Don’t believe everything you’ve heard about what comes out of Sarah Palin’s mouth. In particular, Palin doesn’t sound that Minnesotan, say a trio of University of Wisconsin-Madison experts.
The reason Palin talks like a Minnesotan — to the extent that she does — is that the part of Alaska where she grew up was populated by a 1935 migration of people from the Upper Midwest. Of more than 200 families who moved north from Minnesota, Wisconsin and Michigan, the largest number (15) came from Minnesota’s St.
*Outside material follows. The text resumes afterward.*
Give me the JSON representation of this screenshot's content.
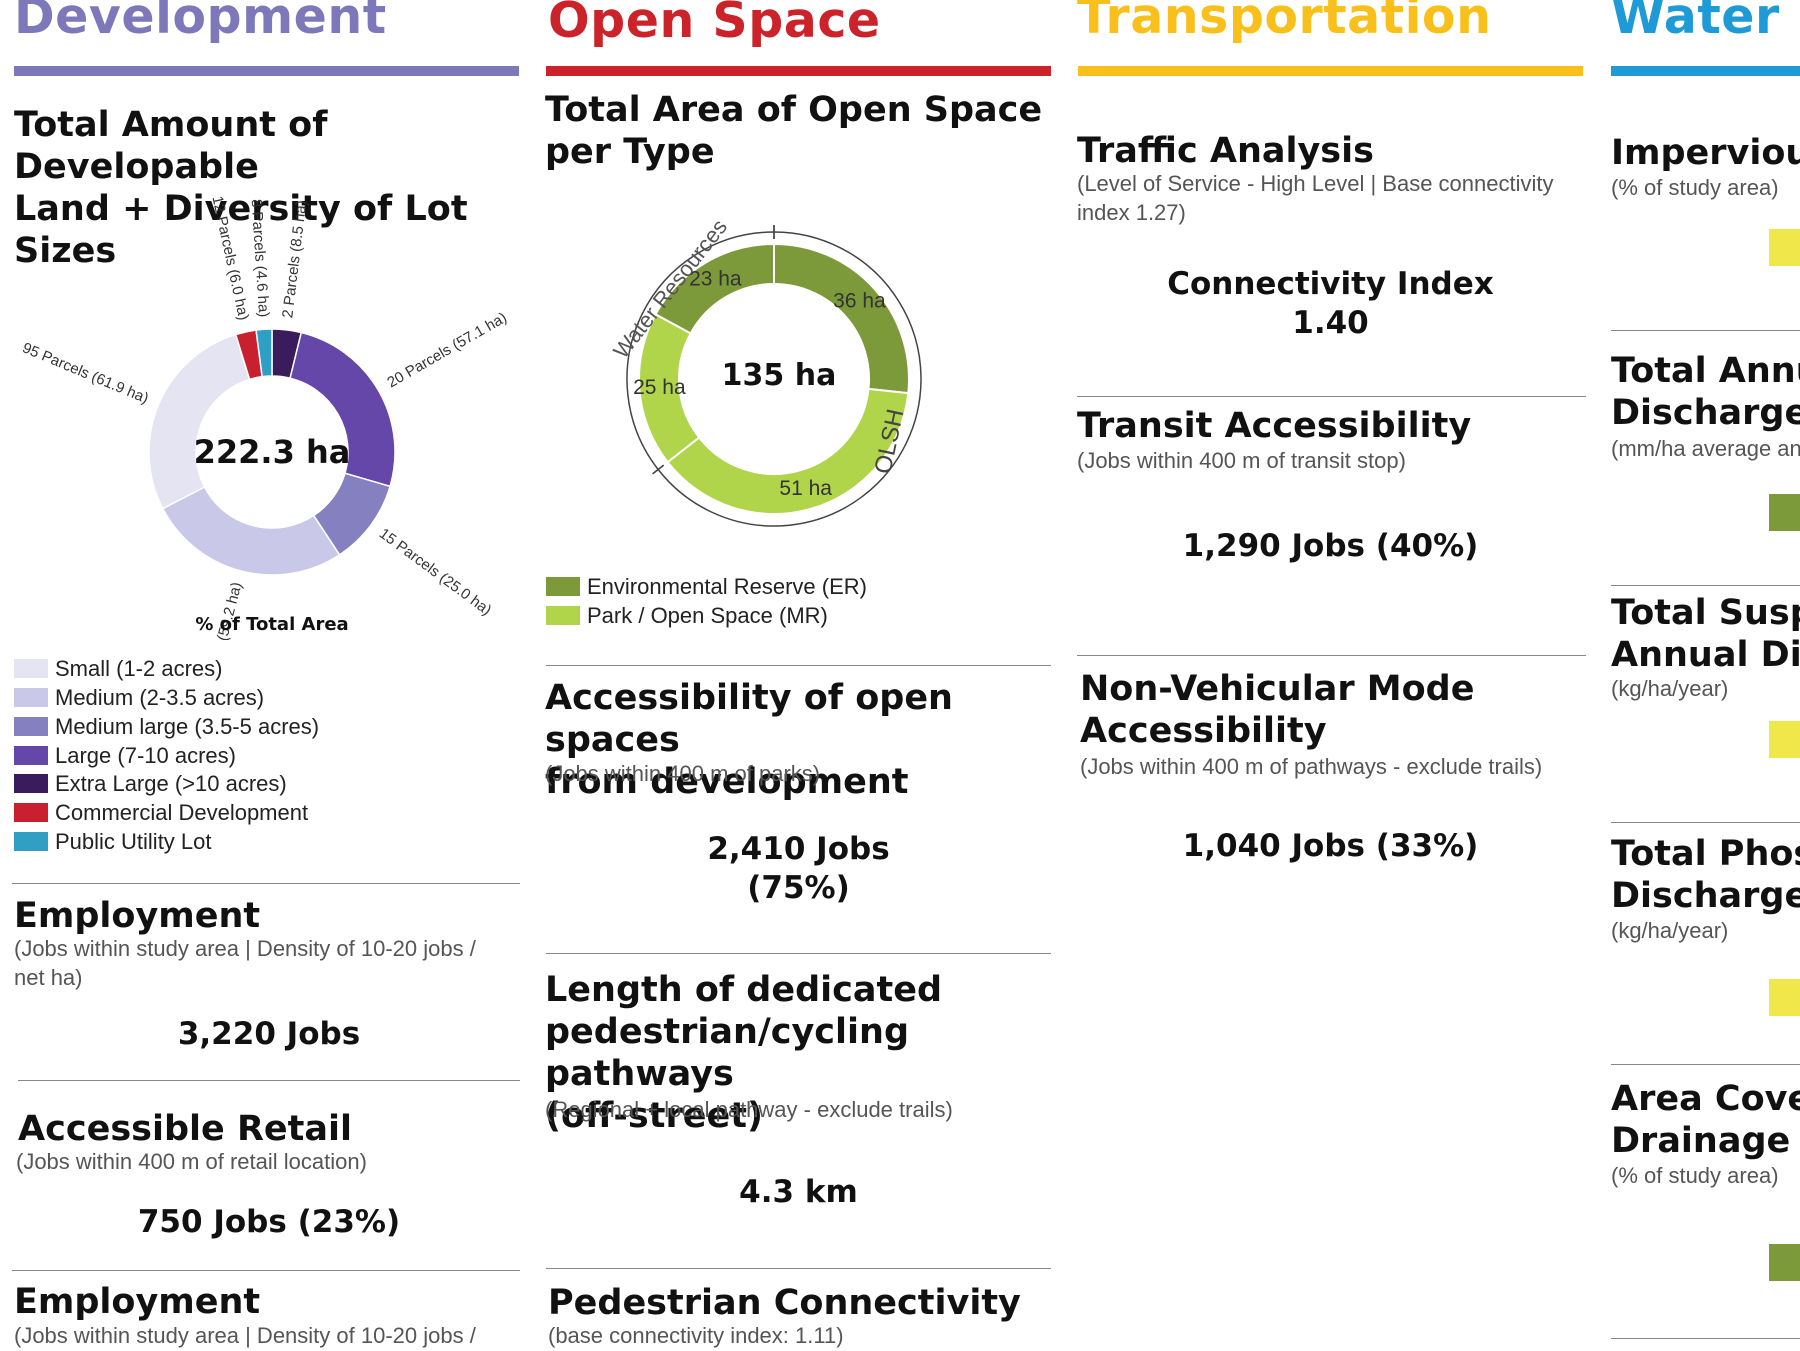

Louis County.
The researchers from Madison compared Palin’s speech during the vice presidential debate last year to speech they sampled from two native Minnesotans: a man born in Austin in 1977 and a woman born in Minneapolis in 1978.
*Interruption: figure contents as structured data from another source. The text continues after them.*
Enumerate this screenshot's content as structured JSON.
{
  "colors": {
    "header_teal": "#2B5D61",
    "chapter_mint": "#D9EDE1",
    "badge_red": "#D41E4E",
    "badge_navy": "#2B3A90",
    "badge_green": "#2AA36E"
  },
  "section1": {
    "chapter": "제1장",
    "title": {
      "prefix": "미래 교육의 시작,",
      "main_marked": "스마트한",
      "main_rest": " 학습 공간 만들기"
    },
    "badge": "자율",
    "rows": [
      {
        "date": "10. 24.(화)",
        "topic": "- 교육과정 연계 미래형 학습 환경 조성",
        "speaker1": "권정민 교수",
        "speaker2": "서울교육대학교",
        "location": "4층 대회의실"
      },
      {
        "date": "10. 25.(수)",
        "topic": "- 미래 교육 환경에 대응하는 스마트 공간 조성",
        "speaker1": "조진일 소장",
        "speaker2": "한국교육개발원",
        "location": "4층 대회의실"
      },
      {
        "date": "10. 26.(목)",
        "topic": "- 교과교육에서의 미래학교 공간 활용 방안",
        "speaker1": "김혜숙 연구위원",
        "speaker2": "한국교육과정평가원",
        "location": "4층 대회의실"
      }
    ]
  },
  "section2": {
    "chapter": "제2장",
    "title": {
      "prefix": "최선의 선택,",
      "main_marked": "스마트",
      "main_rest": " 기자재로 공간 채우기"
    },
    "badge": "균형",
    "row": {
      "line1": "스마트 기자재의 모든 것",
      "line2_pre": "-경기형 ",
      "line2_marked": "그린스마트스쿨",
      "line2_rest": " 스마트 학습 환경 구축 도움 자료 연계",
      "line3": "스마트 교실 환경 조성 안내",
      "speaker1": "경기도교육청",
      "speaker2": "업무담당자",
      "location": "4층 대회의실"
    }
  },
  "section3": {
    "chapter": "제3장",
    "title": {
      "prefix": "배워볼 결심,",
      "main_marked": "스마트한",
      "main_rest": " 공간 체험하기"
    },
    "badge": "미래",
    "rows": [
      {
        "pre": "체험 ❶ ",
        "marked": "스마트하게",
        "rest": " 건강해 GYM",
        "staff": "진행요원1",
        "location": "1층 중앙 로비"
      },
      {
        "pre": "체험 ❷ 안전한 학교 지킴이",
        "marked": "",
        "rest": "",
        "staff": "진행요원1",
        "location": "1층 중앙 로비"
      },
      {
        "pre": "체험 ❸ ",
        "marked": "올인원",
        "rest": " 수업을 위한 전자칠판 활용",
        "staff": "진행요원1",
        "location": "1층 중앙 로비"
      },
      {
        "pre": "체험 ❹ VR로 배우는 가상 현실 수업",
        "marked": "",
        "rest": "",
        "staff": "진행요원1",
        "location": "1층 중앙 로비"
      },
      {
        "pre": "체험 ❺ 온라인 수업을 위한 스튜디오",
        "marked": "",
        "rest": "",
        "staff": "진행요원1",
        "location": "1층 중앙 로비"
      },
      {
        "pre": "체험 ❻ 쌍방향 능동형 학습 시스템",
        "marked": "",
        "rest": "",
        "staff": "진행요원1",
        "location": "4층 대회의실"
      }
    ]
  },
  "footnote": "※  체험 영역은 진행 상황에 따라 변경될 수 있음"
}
With some words, like “boat,” the male sounded “hyper-Minnesotan, whereas the female Minnesotan has a BOAT vowel closer to Sarah Palin’s.”
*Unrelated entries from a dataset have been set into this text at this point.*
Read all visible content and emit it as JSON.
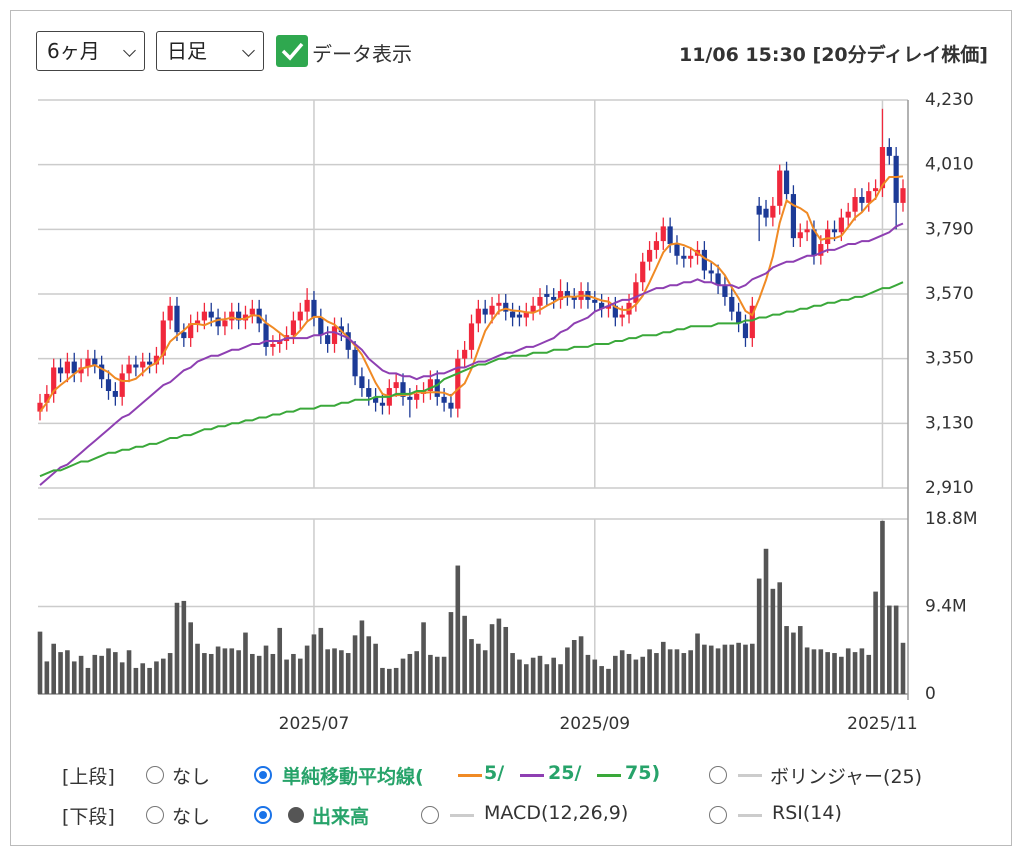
{
  "header": {
    "period": "6ヶ月",
    "interval": "日足",
    "show_data": {
      "label": "データ表示",
      "checked": true
    },
    "timestamp": "11/06 15:30 [20分ディレイ株価]"
  },
  "controls": {
    "upper": {
      "label": "[上段]",
      "options": [
        {
          "label": "なし",
          "selected": false
        },
        {
          "label": "単純移動平均線(",
          "parts": [
            "5/",
            "25/",
            "75)"
          ],
          "selected": true
        },
        {
          "label": "ボリンジャー(25)",
          "selected": false
        }
      ]
    },
    "lower": {
      "label": "[下段]",
      "options": [
        {
          "label": "なし",
          "selected": false
        },
        {
          "label": "出来高",
          "selected": true
        },
        {
          "label": "MACD(12,26,9)",
          "selected": false
        },
        {
          "label": "RSI(14)",
          "selected": false
        }
      ]
    }
  },
  "chart_data": [
    {
      "type": "candlestick",
      "up_color": "#f0283c",
      "down_color": "#1c3a96",
      "grid": true,
      "ylim": [
        2910,
        4230
      ],
      "yticks": [
        {
          "value": 2910,
          "label": "2,910"
        },
        {
          "value": 3130,
          "label": "3,130"
        },
        {
          "value": 3350,
          "label": "3,350"
        },
        {
          "value": 3570,
          "label": "3,570"
        },
        {
          "value": 3790,
          "label": "3,790"
        },
        {
          "value": 4010,
          "label": "4,010"
        },
        {
          "value": 4230,
          "label": "4,230"
        }
      ],
      "open": [
        3170,
        3200,
        3230,
        3320,
        3300,
        3340,
        3300,
        3320,
        3350,
        3330,
        3280,
        3240,
        3220,
        3300,
        3330,
        3320,
        3340,
        3330,
        3360,
        3480,
        3530,
        3440,
        3420,
        3470,
        3480,
        3510,
        3490,
        3460,
        3480,
        3510,
        3480,
        3500,
        3520,
        3470,
        3390,
        3400,
        3410,
        3430,
        3480,
        3510,
        3550,
        3490,
        3430,
        3400,
        3460,
        3440,
        3380,
        3290,
        3250,
        3220,
        3200,
        3190,
        3250,
        3270,
        3220,
        3210,
        3230,
        3240,
        3280,
        3220,
        3200,
        3180,
        3350,
        3380,
        3470,
        3520,
        3500,
        3530,
        3540,
        3510,
        3500,
        3490,
        3510,
        3530,
        3570,
        3560,
        3550,
        3580,
        3560,
        3550,
        3580,
        3550,
        3540,
        3520,
        3530,
        3490,
        3500,
        3540,
        3610,
        3680,
        3720,
        3750,
        3800,
        3740,
        3700,
        3690,
        3700,
        3720,
        3650,
        3640,
        3600,
        3560,
        3510,
        3470,
        3420,
        3870,
        3860,
        3830,
        3870,
        3990,
        3910,
        3760,
        3780,
        3790,
        3700,
        3740,
        3790,
        3780,
        3830,
        3850,
        3900,
        3880,
        3920,
        3930,
        4070,
        4040,
        3880
      ],
      "high": [
        3230,
        3260,
        3350,
        3350,
        3370,
        3370,
        3350,
        3380,
        3380,
        3360,
        3310,
        3270,
        3330,
        3360,
        3360,
        3370,
        3370,
        3390,
        3510,
        3560,
        3560,
        3470,
        3500,
        3510,
        3540,
        3540,
        3520,
        3510,
        3540,
        3540,
        3530,
        3550,
        3550,
        3500,
        3430,
        3440,
        3460,
        3510,
        3540,
        3590,
        3580,
        3520,
        3460,
        3490,
        3490,
        3470,
        3410,
        3320,
        3280,
        3250,
        3230,
        3280,
        3300,
        3300,
        3250,
        3260,
        3270,
        3310,
        3310,
        3250,
        3230,
        3380,
        3410,
        3500,
        3550,
        3550,
        3560,
        3570,
        3570,
        3540,
        3530,
        3540,
        3560,
        3590,
        3600,
        3590,
        3620,
        3610,
        3590,
        3610,
        3610,
        3580,
        3570,
        3560,
        3560,
        3530,
        3570,
        3640,
        3710,
        3750,
        3780,
        3830,
        3830,
        3770,
        3730,
        3730,
        3750,
        3750,
        3680,
        3670,
        3630,
        3590,
        3540,
        3500,
        3560,
        3900,
        3890,
        3900,
        4010,
        4020,
        3940,
        3810,
        3820,
        3820,
        3770,
        3820,
        3820,
        3860,
        3880,
        3930,
        3930,
        3950,
        3960,
        4200,
        4100,
        4070,
        3960
      ],
      "low": [
        3140,
        3170,
        3200,
        3270,
        3270,
        3270,
        3270,
        3290,
        3300,
        3250,
        3210,
        3190,
        3190,
        3270,
        3290,
        3290,
        3300,
        3300,
        3330,
        3450,
        3410,
        3390,
        3390,
        3440,
        3450,
        3460,
        3430,
        3430,
        3450,
        3450,
        3450,
        3470,
        3440,
        3360,
        3360,
        3370,
        3380,
        3400,
        3450,
        3480,
        3460,
        3400,
        3370,
        3370,
        3410,
        3350,
        3260,
        3220,
        3190,
        3170,
        3160,
        3160,
        3220,
        3190,
        3150,
        3180,
        3200,
        3210,
        3190,
        3170,
        3150,
        3150,
        3320,
        3350,
        3440,
        3470,
        3470,
        3500,
        3480,
        3460,
        3460,
        3460,
        3480,
        3500,
        3530,
        3520,
        3520,
        3530,
        3520,
        3520,
        3520,
        3510,
        3490,
        3490,
        3460,
        3460,
        3470,
        3510,
        3580,
        3650,
        3690,
        3720,
        3710,
        3670,
        3660,
        3660,
        3670,
        3620,
        3610,
        3570,
        3530,
        3480,
        3440,
        3390,
        3390,
        3750,
        3800,
        3800,
        3840,
        3880,
        3730,
        3730,
        3750,
        3670,
        3670,
        3710,
        3750,
        3750,
        3800,
        3820,
        3850,
        3850,
        3890,
        3900,
        4010,
        3790,
        3850
      ],
      "close": [
        3200,
        3230,
        3320,
        3300,
        3340,
        3300,
        3320,
        3350,
        3330,
        3280,
        3240,
        3220,
        3300,
        3330,
        3320,
        3340,
        3330,
        3360,
        3480,
        3530,
        3440,
        3420,
        3470,
        3480,
        3510,
        3490,
        3460,
        3480,
        3510,
        3480,
        3500,
        3520,
        3470,
        3390,
        3400,
        3410,
        3430,
        3480,
        3510,
        3550,
        3490,
        3430,
        3400,
        3460,
        3440,
        3380,
        3290,
        3250,
        3220,
        3200,
        3190,
        3250,
        3270,
        3220,
        3210,
        3230,
        3240,
        3280,
        3220,
        3200,
        3180,
        3350,
        3380,
        3470,
        3520,
        3500,
        3530,
        3540,
        3510,
        3490,
        3490,
        3510,
        3530,
        3560,
        3560,
        3550,
        3580,
        3560,
        3550,
        3580,
        3550,
        3540,
        3520,
        3530,
        3490,
        3500,
        3540,
        3610,
        3680,
        3720,
        3750,
        3800,
        3740,
        3700,
        3690,
        3700,
        3720,
        3650,
        3640,
        3600,
        3560,
        3510,
        3470,
        3420,
        3530,
        3840,
        3830,
        3870,
        3990,
        3910,
        3760,
        3780,
        3790,
        3700,
        3740,
        3790,
        3780,
        3830,
        3850,
        3900,
        3880,
        3920,
        3930,
        4070,
        4040,
        3880,
        3930
      ],
      "series": [
        {
          "color": "#f08a24",
          "values": [
            3170,
            3200,
            3240,
            3260,
            3278,
            3298,
            3316,
            3322,
            3328,
            3316,
            3304,
            3284,
            3274,
            3274,
            3282,
            3302,
            3324,
            3336,
            3366,
            3408,
            3428,
            3446,
            3468,
            3468,
            3464,
            3474,
            3482,
            3484,
            3490,
            3484,
            3486,
            3498,
            3496,
            3472,
            3456,
            3438,
            3420,
            3422,
            3446,
            3476,
            3492,
            3492,
            3476,
            3466,
            3444,
            3422,
            3394,
            3364,
            3316,
            3268,
            3230,
            3222,
            3226,
            3226,
            3228,
            3236,
            3234,
            3236,
            3236,
            3234,
            3224,
            3246,
            3266,
            3316,
            3380,
            3444,
            3480,
            3512,
            3520,
            3514,
            3512,
            3508,
            3506,
            3516,
            3530,
            3542,
            3556,
            3562,
            3560,
            3564,
            3564,
            3556,
            3548,
            3544,
            3526,
            3516,
            3516,
            3534,
            3564,
            3610,
            3660,
            3712,
            3738,
            3742,
            3736,
            3726,
            3710,
            3692,
            3680,
            3662,
            3634,
            3592,
            3556,
            3512,
            3498,
            3554,
            3618,
            3698,
            3812,
            3888,
            3872,
            3862,
            3846,
            3788,
            3754,
            3760,
            3760,
            3768,
            3798,
            3830,
            3848,
            3876,
            3896,
            3940,
            3968,
            3968,
            3970
          ]
        },
        {
          "color": "#8e3fb2",
          "values": [
            2920,
            2940,
            2960,
            2980,
            2990,
            3010,
            3030,
            3050,
            3070,
            3090,
            3110,
            3130,
            3150,
            3160,
            3180,
            3200,
            3220,
            3240,
            3260,
            3270,
            3290,
            3310,
            3320,
            3340,
            3350,
            3360,
            3360,
            3370,
            3380,
            3380,
            3390,
            3400,
            3400,
            3410,
            3410,
            3410,
            3420,
            3420,
            3420,
            3420,
            3430,
            3430,
            3440,
            3440,
            3430,
            3420,
            3400,
            3380,
            3350,
            3330,
            3310,
            3300,
            3300,
            3290,
            3290,
            3280,
            3290,
            3290,
            3300,
            3300,
            3310,
            3320,
            3320,
            3330,
            3340,
            3340,
            3350,
            3360,
            3370,
            3370,
            3380,
            3390,
            3390,
            3400,
            3410,
            3420,
            3440,
            3450,
            3470,
            3480,
            3490,
            3510,
            3520,
            3530,
            3540,
            3550,
            3550,
            3560,
            3570,
            3580,
            3590,
            3590,
            3600,
            3600,
            3610,
            3610,
            3620,
            3610,
            3610,
            3600,
            3600,
            3600,
            3590,
            3600,
            3620,
            3630,
            3640,
            3660,
            3670,
            3680,
            3680,
            3690,
            3700,
            3700,
            3710,
            3720,
            3720,
            3730,
            3740,
            3740,
            3750,
            3750,
            3760,
            3770,
            3780,
            3800,
            3810
          ]
        },
        {
          "color": "#3aa83a",
          "values": [
            2950,
            2960,
            2970,
            2970,
            2980,
            2990,
            3000,
            3000,
            3010,
            3020,
            3030,
            3030,
            3040,
            3040,
            3050,
            3050,
            3060,
            3060,
            3070,
            3080,
            3080,
            3090,
            3090,
            3100,
            3110,
            3110,
            3120,
            3120,
            3130,
            3130,
            3140,
            3140,
            3150,
            3150,
            3160,
            3160,
            3170,
            3170,
            3180,
            3180,
            3180,
            3190,
            3190,
            3190,
            3200,
            3200,
            3210,
            3210,
            3210,
            3220,
            3220,
            3220,
            3230,
            3230,
            3230,
            3240,
            3240,
            3250,
            3260,
            3280,
            3290,
            3300,
            3310,
            3320,
            3330,
            3330,
            3340,
            3350,
            3350,
            3360,
            3360,
            3360,
            3370,
            3370,
            3370,
            3380,
            3380,
            3380,
            3390,
            3390,
            3390,
            3400,
            3400,
            3400,
            3410,
            3410,
            3420,
            3420,
            3430,
            3430,
            3430,
            3440,
            3440,
            3450,
            3450,
            3460,
            3460,
            3460,
            3460,
            3470,
            3470,
            3470,
            3470,
            3480,
            3480,
            3490,
            3490,
            3500,
            3500,
            3510,
            3510,
            3520,
            3520,
            3530,
            3530,
            3540,
            3540,
            3550,
            3550,
            3560,
            3560,
            3570,
            3580,
            3590,
            3590,
            3600,
            3610
          ]
        }
      ]
    },
    {
      "type": "bar",
      "color": "#555555",
      "grid": true,
      "xlim": [
        0,
        126
      ],
      "xticks": [
        {
          "value": 40,
          "label": "2025/07"
        },
        {
          "value": 81,
          "label": "2025/09"
        },
        {
          "value": 123,
          "label": "2025/11"
        }
      ],
      "ylim": [
        0,
        18800000
      ],
      "yticks": [
        0,
        {
          "value": 9400000,
          "label": "9.4M"
        },
        {
          "value": 18800000,
          "label": "18.8M"
        }
      ],
      "values": [
        6700000,
        3500000,
        5400000,
        4500000,
        4700000,
        3500000,
        4100000,
        2800000,
        4200000,
        4100000,
        4900000,
        4500000,
        3400000,
        4700000,
        2800000,
        3300000,
        2800000,
        3500000,
        3800000,
        4400000,
        9800000,
        10000000,
        7700000,
        5400000,
        4400000,
        4300000,
        5100000,
        4900000,
        4900000,
        4700000,
        6600000,
        4300000,
        4100000,
        5200000,
        4300000,
        7100000,
        3700000,
        4300000,
        3800000,
        5200000,
        6400000,
        7100000,
        4800000,
        4900000,
        4700000,
        4400000,
        6300000,
        7900000,
        6200000,
        5400000,
        2800000,
        2700000,
        2800000,
        3800000,
        4300000,
        4600000,
        7700000,
        4200000,
        4000000,
        4000000,
        8800000,
        13800000,
        8400000,
        5900000,
        5400000,
        4700000,
        7500000,
        8100000,
        7200000,
        4400000,
        3700000,
        3200000,
        3900000,
        4100000,
        3200000,
        3900000,
        3200000,
        5000000,
        5800000,
        6200000,
        4200000,
        3700000,
        3000000,
        2700000,
        4100000,
        4700000,
        4300000,
        3700000,
        4000000,
        4800000,
        4400000,
        5600000,
        4800000,
        4800000,
        4400000,
        4700000,
        6500000,
        5300000,
        5200000,
        4900000,
        5300000,
        5300000,
        5500000,
        5300000,
        5400000,
        12400000,
        15600000,
        11300000,
        12000000,
        7300000,
        6600000,
        7300000,
        5000000,
        4800000,
        4800000,
        4500000,
        4400000,
        4000000,
        4900000,
        4500000,
        4900000,
        4200000,
        11000000,
        18600000,
        9500000,
        9500000,
        5500000
      ]
    }
  ]
}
Yet for all the commonalities, the paper says, ”Sarah Palin’s dialect lacks certain features of contemporary Upper Midwestern English.”
On the one hand, there’s no mistaking a certain “Fargo” twang:
Palin shows clearly identifiable Upper Midwestern features in her discourse markers (you betcha, etc.) and in her phonology (‘final devoicing’ and some particulars of her vowel space).
Yet in Palin’s way of speaking, what seems Minnesotan may not be.
Perceptually, the ostensibly Upper Midwest features outweigh the Western features, even though they are not necessarily categorical or even high-frequency patterns (like final devoicing), nor identical to patterns found among speakers in Wisconsin or Minnesota today (vowel acoustics.)
Here are a few other tidbits from “Defining Dialect, Perceiving Dialect, and New Dialect Formation: Sarah Palin’s Speech” (pdf), which appears in the December issue of The Journal of English Linguistics.
Palin is 20 times more likely to say “heck” and 46 times more likely to say “darn” than the average English speaker.
With regards to “her ‘g-dropping’ [goin', takin', hurtin'],” the researchers say, “the impression left may be of pervasive use, but it is both limited and systematic.”
The paper features a diagram showing the precise sounds Palin’s mouth makes when she says the word “pack,” as in “Joe Six Pack” (remember him?).